I did not plan to write a third part about my journey to small Docker images for OpenJDK. However, Java 16 will support musl-libc instead of glibc which is very interesting for our container world. So I did another experiment which I would like to share.
Java relies only on very few dependencies: zlib and libc. While zlib handles compression, libc is the foundation of a typical C program. It brings support for input and output, math, and many things more. It’s a bit like the provided classes of our Java runtime. A bit! The most common implementation of libc is gnu’s glibc. glibc is very mighty and in addition to io and math, it bring’s a ton of features that we normally don’t need. I.e. glibc brings support for several outdated 7 and 8 bit charsets. Musl-libc is a clean and minimalistic libc implementation from alpine linux. musl provides a comparison of the libc functionalities.
Java 16 comes with a JDK that is built against musl-libc (yes – it is a separate setup that must be downloaded). This is possible because Java actually doesn’t need most of the extra features from glibc. As Java developers, we see no difference. In Docker container we prefer small images. How small is glibc, how small is musl-libc?
Let’s build a musl based JRE base image and compare the sizes!

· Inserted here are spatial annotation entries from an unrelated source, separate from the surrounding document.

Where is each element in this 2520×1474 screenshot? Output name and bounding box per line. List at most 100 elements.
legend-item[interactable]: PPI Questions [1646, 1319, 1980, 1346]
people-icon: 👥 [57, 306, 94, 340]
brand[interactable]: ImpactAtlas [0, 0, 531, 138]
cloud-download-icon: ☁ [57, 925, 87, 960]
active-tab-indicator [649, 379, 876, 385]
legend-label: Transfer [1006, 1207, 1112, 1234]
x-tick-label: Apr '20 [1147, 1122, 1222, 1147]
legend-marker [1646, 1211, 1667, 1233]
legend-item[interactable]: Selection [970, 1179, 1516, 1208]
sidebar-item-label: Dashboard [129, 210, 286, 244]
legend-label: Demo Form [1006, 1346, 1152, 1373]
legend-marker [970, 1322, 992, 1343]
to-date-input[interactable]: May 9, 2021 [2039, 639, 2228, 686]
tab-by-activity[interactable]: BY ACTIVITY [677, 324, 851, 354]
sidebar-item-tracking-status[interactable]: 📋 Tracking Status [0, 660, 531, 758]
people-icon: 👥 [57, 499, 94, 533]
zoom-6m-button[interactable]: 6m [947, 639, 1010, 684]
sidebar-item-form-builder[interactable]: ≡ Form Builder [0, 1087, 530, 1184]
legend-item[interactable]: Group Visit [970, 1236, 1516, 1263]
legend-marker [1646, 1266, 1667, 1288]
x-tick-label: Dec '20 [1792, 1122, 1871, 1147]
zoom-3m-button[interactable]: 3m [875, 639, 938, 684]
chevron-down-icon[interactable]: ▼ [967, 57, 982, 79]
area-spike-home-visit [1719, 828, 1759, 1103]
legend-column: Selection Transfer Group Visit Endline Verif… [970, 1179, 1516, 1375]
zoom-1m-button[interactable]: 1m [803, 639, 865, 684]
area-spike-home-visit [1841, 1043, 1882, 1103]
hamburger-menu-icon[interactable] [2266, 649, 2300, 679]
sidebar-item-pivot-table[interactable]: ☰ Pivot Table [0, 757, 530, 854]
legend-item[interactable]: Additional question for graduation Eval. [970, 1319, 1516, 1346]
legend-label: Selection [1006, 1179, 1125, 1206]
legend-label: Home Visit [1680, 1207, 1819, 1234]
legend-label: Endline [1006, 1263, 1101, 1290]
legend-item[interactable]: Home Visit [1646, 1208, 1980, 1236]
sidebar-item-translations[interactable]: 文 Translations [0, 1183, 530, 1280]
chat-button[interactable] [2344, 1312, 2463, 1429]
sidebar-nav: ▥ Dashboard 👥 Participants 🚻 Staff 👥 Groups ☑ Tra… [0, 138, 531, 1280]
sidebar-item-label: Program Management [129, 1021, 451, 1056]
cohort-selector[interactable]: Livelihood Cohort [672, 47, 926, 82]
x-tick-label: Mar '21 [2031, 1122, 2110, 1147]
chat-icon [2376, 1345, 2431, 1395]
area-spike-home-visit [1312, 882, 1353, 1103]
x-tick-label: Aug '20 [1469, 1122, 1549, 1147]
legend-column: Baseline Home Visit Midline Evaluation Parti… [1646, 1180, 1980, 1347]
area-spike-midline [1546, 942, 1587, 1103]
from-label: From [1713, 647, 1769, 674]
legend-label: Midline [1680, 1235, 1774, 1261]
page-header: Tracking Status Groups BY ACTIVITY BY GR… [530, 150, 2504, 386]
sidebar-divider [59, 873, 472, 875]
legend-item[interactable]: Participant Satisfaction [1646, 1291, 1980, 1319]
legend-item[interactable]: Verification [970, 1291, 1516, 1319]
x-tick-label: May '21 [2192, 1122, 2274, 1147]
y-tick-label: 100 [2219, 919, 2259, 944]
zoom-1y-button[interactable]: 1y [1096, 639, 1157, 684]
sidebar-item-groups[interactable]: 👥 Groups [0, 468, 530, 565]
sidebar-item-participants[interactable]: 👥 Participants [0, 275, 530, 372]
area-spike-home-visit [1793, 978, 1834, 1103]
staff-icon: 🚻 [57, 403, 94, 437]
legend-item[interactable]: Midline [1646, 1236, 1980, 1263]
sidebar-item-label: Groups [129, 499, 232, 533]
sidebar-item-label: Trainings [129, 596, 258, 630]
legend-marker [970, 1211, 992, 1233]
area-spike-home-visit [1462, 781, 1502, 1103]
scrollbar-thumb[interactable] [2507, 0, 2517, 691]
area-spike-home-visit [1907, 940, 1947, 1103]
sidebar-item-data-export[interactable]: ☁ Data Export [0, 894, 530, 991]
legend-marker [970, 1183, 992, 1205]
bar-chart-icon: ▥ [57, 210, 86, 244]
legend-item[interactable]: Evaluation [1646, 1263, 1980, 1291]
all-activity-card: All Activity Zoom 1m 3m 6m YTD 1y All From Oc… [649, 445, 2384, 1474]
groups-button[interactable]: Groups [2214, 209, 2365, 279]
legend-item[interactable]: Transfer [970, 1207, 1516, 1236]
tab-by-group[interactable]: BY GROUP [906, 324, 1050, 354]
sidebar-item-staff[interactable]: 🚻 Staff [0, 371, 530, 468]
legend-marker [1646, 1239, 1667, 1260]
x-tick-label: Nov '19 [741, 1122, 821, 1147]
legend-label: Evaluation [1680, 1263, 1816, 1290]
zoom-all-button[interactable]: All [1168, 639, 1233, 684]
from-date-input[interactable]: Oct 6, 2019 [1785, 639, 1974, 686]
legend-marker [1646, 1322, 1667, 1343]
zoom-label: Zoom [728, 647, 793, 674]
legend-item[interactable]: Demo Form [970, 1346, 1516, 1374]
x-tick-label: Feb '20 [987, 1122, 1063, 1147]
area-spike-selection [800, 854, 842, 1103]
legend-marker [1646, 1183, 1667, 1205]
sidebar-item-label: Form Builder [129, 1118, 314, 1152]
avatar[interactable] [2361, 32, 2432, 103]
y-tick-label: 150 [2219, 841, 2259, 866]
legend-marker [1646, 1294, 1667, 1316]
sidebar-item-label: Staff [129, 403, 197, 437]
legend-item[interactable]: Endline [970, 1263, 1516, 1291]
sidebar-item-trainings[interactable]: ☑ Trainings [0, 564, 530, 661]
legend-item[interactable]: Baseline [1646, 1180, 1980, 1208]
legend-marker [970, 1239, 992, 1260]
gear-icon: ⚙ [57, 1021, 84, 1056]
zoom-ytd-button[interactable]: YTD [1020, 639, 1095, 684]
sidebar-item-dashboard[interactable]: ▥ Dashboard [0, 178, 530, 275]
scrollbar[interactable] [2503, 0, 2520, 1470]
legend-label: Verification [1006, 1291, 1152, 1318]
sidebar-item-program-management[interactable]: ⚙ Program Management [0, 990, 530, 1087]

Like in the previous articles, we build the final image from scratch and copy only the dependencies we need. The following Dockerfile will look familiar:
FROM alpine AS jre RUN apk add binutils RUN \ mkdir -p /tmp/jdk /target/lib; \ for lib in musl zlib; do \ apk info -L $lib 2>/dev/null | tail -n +2 | head -n -1 | \ while read -r file; do \ cp "$file" "/target/$file" ; \ done \ done COPY jdk.tar.gz /tmp/jdk/jdk.tar.gz RUN tar -C /tmp/jdk --strip-components=1 \ -xzf /tmp/jdk/jdk.tar.gz \ && \ /tmp/jdk/bin/jlink \ --add-modules java.se \ --add-modules jdk.unsupported \ --output /target/jre \ --no-header-files \ --no-man-pages \ --strip-debug \ --compress=2 FROM scratch COPY --from=jre /target / USER 65534 ENTRYPOINT [ "/jre/bin/java" ]
(For this demo, I downloaded the „Alpine linux/x64“ JDK from https://jdk.java.net/16/. When Java 16 is released, there will be an official download. This also means that the final numbers may change a bit when Java 16 is released!)
The loop in the lines 5-12 only copies for files with a total size of 1.2 MiB
. Isn’t this great? The final image is 53.8 MiB
large, 52.6 MiB
belong to Java. The glibc version of the Docker image is 68.3MiB
large. By switching to a smaller libc, we saved more than 15 MiB
(~ 32%
).
I hope you enjoyed this as much as I did!